Así, todo el año. Algunas madrugadas en las que salió a la calle, me cubrieron con claveles rojos, tapando mi desnudez; como si, acaso, ver a Cristo apoyado sobre una simple piedra fuera pecado. Cuando no es así, siento como las yemas de sus dedos cubren mis ojos, desliza su tacto a lo largo de mis punzantes rincones que, al final, acaban hiriéndole. No fue suficiente el escarnio y dolor el que tuvo que soportar para, encima, tener que ser yo el que hiera sus manos cuando en mí se apoye.
Durante siglos, he contemplado cientos, miles de miradas acercarse a Él y rezar. He aprendido a leer el corazón de las gentes del barrio. Ahora conozco esa humilde realidad por las que muchos piden por el pan nuestro de cada día. También he visto al rico, al avaro, al pobre, al que venía buscando la fe y aquí la encontró. He visto tantas cosas que pocas cosas ya me asustan. Aunque debo confesar que hay una noche, que se repite todos los años, y no deja de conmoverme.
Una hilera de nazarenos anuncia al mundo nuestra llegada. El incienso pone su aroma.; la música, su melodía. Es una noche dividida en dos mitades, en la que se mezcla todo y se confunden todos. El rico, el pobre, el avaro... cada uno de los que se acercaban diariamente a la Capilla estaban allí. También los que nunca lo hacían.
Por más que pasen los años, siempre que nace la madrugada del Viernes Santo me provoca la tentación de sentirme como ellos: sometiéndome al asfalto y la fe, rozando la lágrima y el aplauso sincero, bordeando el territorio de la emoción y entregándome a la evidencia del poder que esconde su imagen. Todas las madrugadas me recorre el impulso de abandonar el paso y convertirme en una piedra más que, perdidas de su origen, ruedan por la calles.

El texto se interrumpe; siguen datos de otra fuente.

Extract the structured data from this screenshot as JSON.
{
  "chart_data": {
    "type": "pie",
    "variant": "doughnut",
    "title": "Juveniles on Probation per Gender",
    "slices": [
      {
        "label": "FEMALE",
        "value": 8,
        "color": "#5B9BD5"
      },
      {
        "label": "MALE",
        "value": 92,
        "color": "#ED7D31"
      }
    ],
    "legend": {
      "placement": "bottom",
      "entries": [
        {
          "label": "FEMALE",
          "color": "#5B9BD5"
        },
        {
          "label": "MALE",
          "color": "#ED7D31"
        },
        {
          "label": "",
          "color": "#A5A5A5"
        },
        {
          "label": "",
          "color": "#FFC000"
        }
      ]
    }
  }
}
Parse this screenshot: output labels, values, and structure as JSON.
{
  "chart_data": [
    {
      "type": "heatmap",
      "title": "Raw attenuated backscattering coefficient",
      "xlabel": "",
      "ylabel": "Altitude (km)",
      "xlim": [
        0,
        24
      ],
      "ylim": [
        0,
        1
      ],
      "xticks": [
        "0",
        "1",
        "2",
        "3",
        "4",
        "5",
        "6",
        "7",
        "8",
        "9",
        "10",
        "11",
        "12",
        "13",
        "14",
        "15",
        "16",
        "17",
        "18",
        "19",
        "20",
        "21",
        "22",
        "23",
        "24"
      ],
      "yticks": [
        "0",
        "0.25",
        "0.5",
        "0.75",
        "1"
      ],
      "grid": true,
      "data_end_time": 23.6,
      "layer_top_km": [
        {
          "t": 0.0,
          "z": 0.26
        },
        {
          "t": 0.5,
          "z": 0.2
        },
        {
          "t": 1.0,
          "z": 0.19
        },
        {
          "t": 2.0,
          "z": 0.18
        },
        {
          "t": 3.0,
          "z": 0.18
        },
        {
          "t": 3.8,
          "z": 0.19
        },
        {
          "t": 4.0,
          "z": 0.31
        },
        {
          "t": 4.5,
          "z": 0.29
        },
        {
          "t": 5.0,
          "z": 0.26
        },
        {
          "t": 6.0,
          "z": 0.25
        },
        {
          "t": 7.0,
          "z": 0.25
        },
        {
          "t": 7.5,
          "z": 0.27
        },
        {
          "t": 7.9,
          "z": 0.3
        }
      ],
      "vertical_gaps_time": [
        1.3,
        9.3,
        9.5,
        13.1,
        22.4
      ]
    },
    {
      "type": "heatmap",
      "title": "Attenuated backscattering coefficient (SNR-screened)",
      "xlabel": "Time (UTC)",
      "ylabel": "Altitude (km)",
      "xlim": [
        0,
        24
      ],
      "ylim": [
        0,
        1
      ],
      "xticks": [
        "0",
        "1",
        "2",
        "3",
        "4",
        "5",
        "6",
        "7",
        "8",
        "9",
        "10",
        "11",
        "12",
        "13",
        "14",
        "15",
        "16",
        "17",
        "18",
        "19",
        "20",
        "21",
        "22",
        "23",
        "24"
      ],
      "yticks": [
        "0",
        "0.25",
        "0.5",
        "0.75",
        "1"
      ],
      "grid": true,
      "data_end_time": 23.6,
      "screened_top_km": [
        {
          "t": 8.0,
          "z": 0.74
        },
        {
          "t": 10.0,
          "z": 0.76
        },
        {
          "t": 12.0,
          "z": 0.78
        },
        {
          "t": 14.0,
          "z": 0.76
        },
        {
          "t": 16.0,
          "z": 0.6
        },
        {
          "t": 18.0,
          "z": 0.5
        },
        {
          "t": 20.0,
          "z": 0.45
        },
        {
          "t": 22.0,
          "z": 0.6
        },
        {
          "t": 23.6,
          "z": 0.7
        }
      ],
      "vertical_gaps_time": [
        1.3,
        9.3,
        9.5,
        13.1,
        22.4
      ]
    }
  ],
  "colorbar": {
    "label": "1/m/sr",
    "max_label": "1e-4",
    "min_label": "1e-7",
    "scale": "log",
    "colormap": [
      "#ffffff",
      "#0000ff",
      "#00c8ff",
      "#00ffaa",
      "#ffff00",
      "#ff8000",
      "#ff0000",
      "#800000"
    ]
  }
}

Por fortuna, siempre vuelvo a la razón. Por nada cambiaría ese argumento. Prefiero, como desde hace siglos, no abandonar el lugar sobre el que me tallaron -a la derecha del padre- . Eternamente estaría así, sintiendo su tacto sobre mi tosca piel. Y es que, a su lado, resulta imposible tener el corazón de piedra.